Ubi: piracy rate on PC is at 95%
In a new interview, Ubisoft CEO Yves Guillemot has once again stressed how bad piracy on PC is. According to the man, 95% of all people playing the publisher’s games are playing them illegally. With about 5 to 7% of gamers who check out Free2Play games on PC actually doing microtransactions, the revenue for both are about the same.
“We want to develop the PC market quite a lot and F2P is really the way to do it. The advantage of F2P is that we can get revenue from countries where we couldn’t previously – places where our products were played but not bought. Now with F2P we gain revenue, which helps brands last longer.”
“On PC it’s only around five to seven per cent of the players who pay for F2P, but normally on PC it’s only about five to seven per cent who pay anyway, the rest is pirated”
“It’s around a 93-95 per cent piracy rate, so it ends up at about the same percentage. The revenue we get from the people who play is more long term, so we can continue to bring content.”
It seems that for PC, Ubisoft sees a growth in margin rather than revenue. Games can be sold digitally in more countries, they’re cheaper to distribute, and by re-using existing material they’re also a lot cheaper to produce.
“We also take content which we’ve developed in the past, graphics etc, and we can make cheaper games and improve them over time.
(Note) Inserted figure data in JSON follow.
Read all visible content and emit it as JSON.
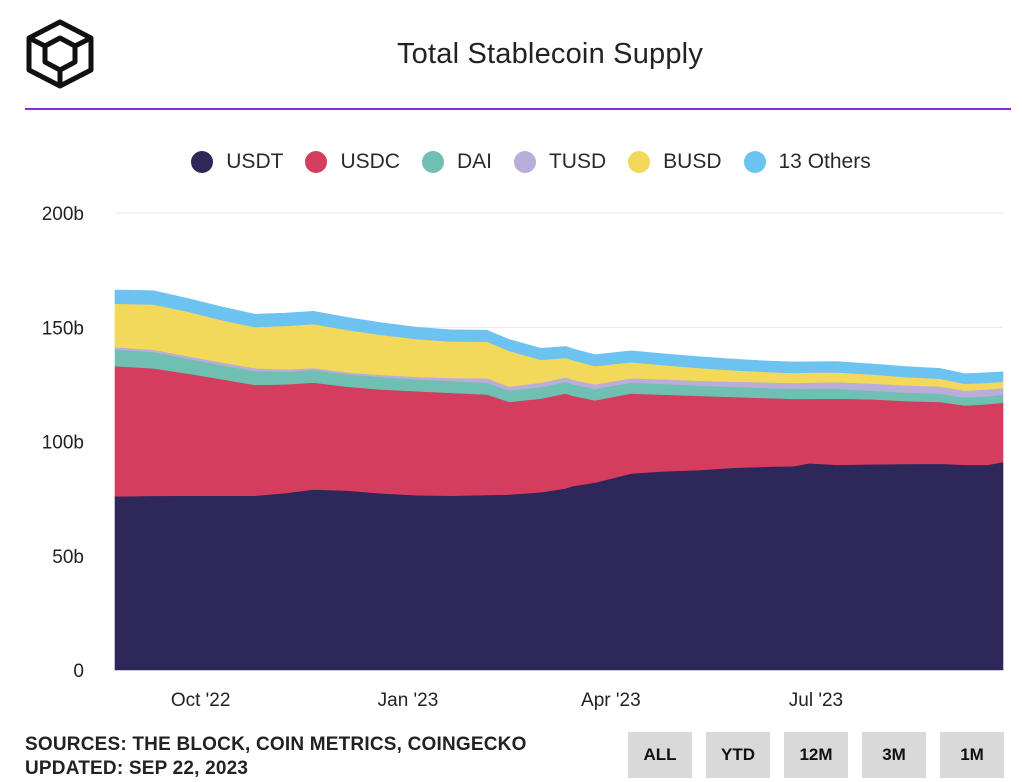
{
  "header": {
    "title": "Total Stablecoin Supply",
    "logo_icon": "the-block-cube-logo"
  },
  "legend": [
    {
      "label": "USDT",
      "color": "#2d2859"
    },
    {
      "label": "USDC",
      "color": "#d43d5e"
    },
    {
      "label": "DAI",
      "color": "#6fbfb2"
    },
    {
      "label": "TUSD",
      "color": "#b9add9"
    },
    {
      "label": "BUSD",
      "color": "#f3d95a"
    },
    {
      "label": "13 Others",
      "color": "#6cc2f0"
    }
  ],
  "footer": {
    "sources": "SOURCES: THE BLOCK, COIN METRICS, COINGECKO",
    "updated": "UPDATED: SEP 22, 2023"
  },
  "range_buttons": [
    "ALL",
    "YTD",
    "12M",
    "3M",
    "1M"
  ],
  "chart_data": {
    "type": "area",
    "stacked": true,
    "title": "Total Stablecoin Supply",
    "y_unit": "billion USD",
    "ylim": [
      0,
      200
    ],
    "yticks": [
      {
        "value": 0,
        "label": "0"
      },
      {
        "value": 50,
        "label": "50b"
      },
      {
        "value": 100,
        "label": "100b"
      },
      {
        "value": 150,
        "label": "150b"
      },
      {
        "value": 200,
        "label": "200b"
      }
    ],
    "xlim": [
      "2022-08-24",
      "2023-09-22"
    ],
    "xticks": [
      {
        "date": "2022-10-01",
        "label": "Oct '22"
      },
      {
        "date": "2023-01-01",
        "label": "Jan '23"
      },
      {
        "date": "2023-04-01",
        "label": "Apr '23"
      },
      {
        "date": "2023-07-01",
        "label": "Jul '23"
      }
    ],
    "grid": true,
    "legend_position": "top",
    "x": [
      "2022-08-24",
      "2022-09-10",
      "2022-09-25",
      "2022-10-10",
      "2022-10-25",
      "2022-11-08",
      "2022-11-20",
      "2022-12-05",
      "2022-12-20",
      "2023-01-05",
      "2023-01-20",
      "2023-02-05",
      "2023-02-15",
      "2023-03-01",
      "2023-03-12",
      "2023-03-15",
      "2023-03-25",
      "2023-04-10",
      "2023-04-25",
      "2023-05-10",
      "2023-05-25",
      "2023-06-10",
      "2023-06-21",
      "2023-06-28",
      "2023-07-10",
      "2023-07-25",
      "2023-08-10",
      "2023-08-25",
      "2023-09-05",
      "2023-09-15",
      "2023-09-22"
    ],
    "series": [
      {
        "name": "USDT",
        "color": "#2d2859",
        "values": [
          76.0,
          76.2,
          76.3,
          76.3,
          76.3,
          77.5,
          79.0,
          78.5,
          77.3,
          76.5,
          76.3,
          76.6,
          76.8,
          77.8,
          79.5,
          80.5,
          82.0,
          86.0,
          87.0,
          87.5,
          88.5,
          89.0,
          89.2,
          90.5,
          89.8,
          90.0,
          90.2,
          90.3,
          89.8,
          89.8,
          91.0
        ]
      },
      {
        "name": "USDC",
        "color": "#d43d5e",
        "values": [
          57.0,
          55.8,
          53.5,
          51.0,
          48.5,
          47.5,
          46.8,
          45.5,
          45.5,
          45.5,
          45.0,
          44.0,
          40.5,
          41.0,
          41.5,
          39.5,
          36.0,
          35.0,
          33.5,
          32.5,
          31.0,
          30.0,
          29.5,
          28.2,
          29.0,
          28.5,
          27.5,
          27.0,
          26.0,
          26.5,
          26.0
        ]
      },
      {
        "name": "DAI",
        "color": "#6fbfb2",
        "values": [
          7.3,
          7.2,
          6.5,
          6.2,
          6.0,
          5.6,
          5.5,
          5.4,
          5.4,
          5.2,
          5.2,
          5.1,
          5.0,
          5.0,
          5.1,
          5.1,
          5.0,
          4.8,
          4.7,
          4.5,
          4.5,
          4.4,
          4.3,
          4.3,
          4.3,
          3.8,
          3.7,
          3.6,
          3.5,
          3.5,
          3.4
        ]
      },
      {
        "name": "TUSD",
        "color": "#b9add9",
        "values": [
          1.0,
          1.0,
          1.1,
          1.2,
          1.3,
          1.0,
          0.9,
          0.9,
          1.0,
          1.1,
          1.3,
          2.0,
          1.8,
          2.0,
          2.0,
          2.0,
          2.0,
          1.9,
          2.0,
          2.1,
          2.2,
          2.5,
          2.6,
          2.8,
          2.9,
          3.1,
          3.2,
          3.2,
          3.0,
          3.0,
          3.0
        ]
      },
      {
        "name": "BUSD",
        "color": "#f3d95a",
        "values": [
          19.0,
          19.8,
          19.5,
          18.5,
          18.0,
          19.0,
          19.2,
          18.5,
          17.5,
          16.5,
          16.0,
          16.0,
          15.5,
          10.0,
          8.5,
          8.5,
          8.0,
          7.0,
          6.2,
          5.6,
          5.0,
          4.5,
          4.4,
          4.4,
          4.3,
          4.0,
          3.6,
          3.4,
          3.0,
          2.9,
          2.8
        ]
      },
      {
        "name": "13 Others",
        "color": "#6cc2f0",
        "values": [
          6.0,
          6.0,
          5.8,
          5.8,
          5.6,
          5.6,
          5.6,
          5.5,
          5.3,
          5.2,
          5.1,
          5.0,
          5.0,
          5.0,
          5.0,
          5.0,
          5.0,
          5.0,
          4.9,
          4.9,
          4.9,
          4.8,
          4.8,
          4.7,
          4.7,
          4.6,
          4.6,
          4.5,
          4.4,
          4.4,
          4.3
        ]
      }
    ]
  }
}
What’s very important is that we change the content and make it a better fit to the customer as time goes on.”
Although I do understand his points about free2play being cheaper to produce and distribute, the guy may also wonder why people might be pirating Ubisoft games so much. Many games are tailored for console, and when released on PC months later, suffer from consolitis. And then you get the added benefit of being able to enjoy Ubisoft’s “fantastic” DRM schemes, something pirated copies don’t have an issue with.
So all this reads: “we want to make games cheaper and improve our margin rather than actually invest in top quality titles that would sell millions of copies”. But you can’t really blame the guy, it’s a business strategy like any other and it’s up to customers to decide whether they want to go along with it or not.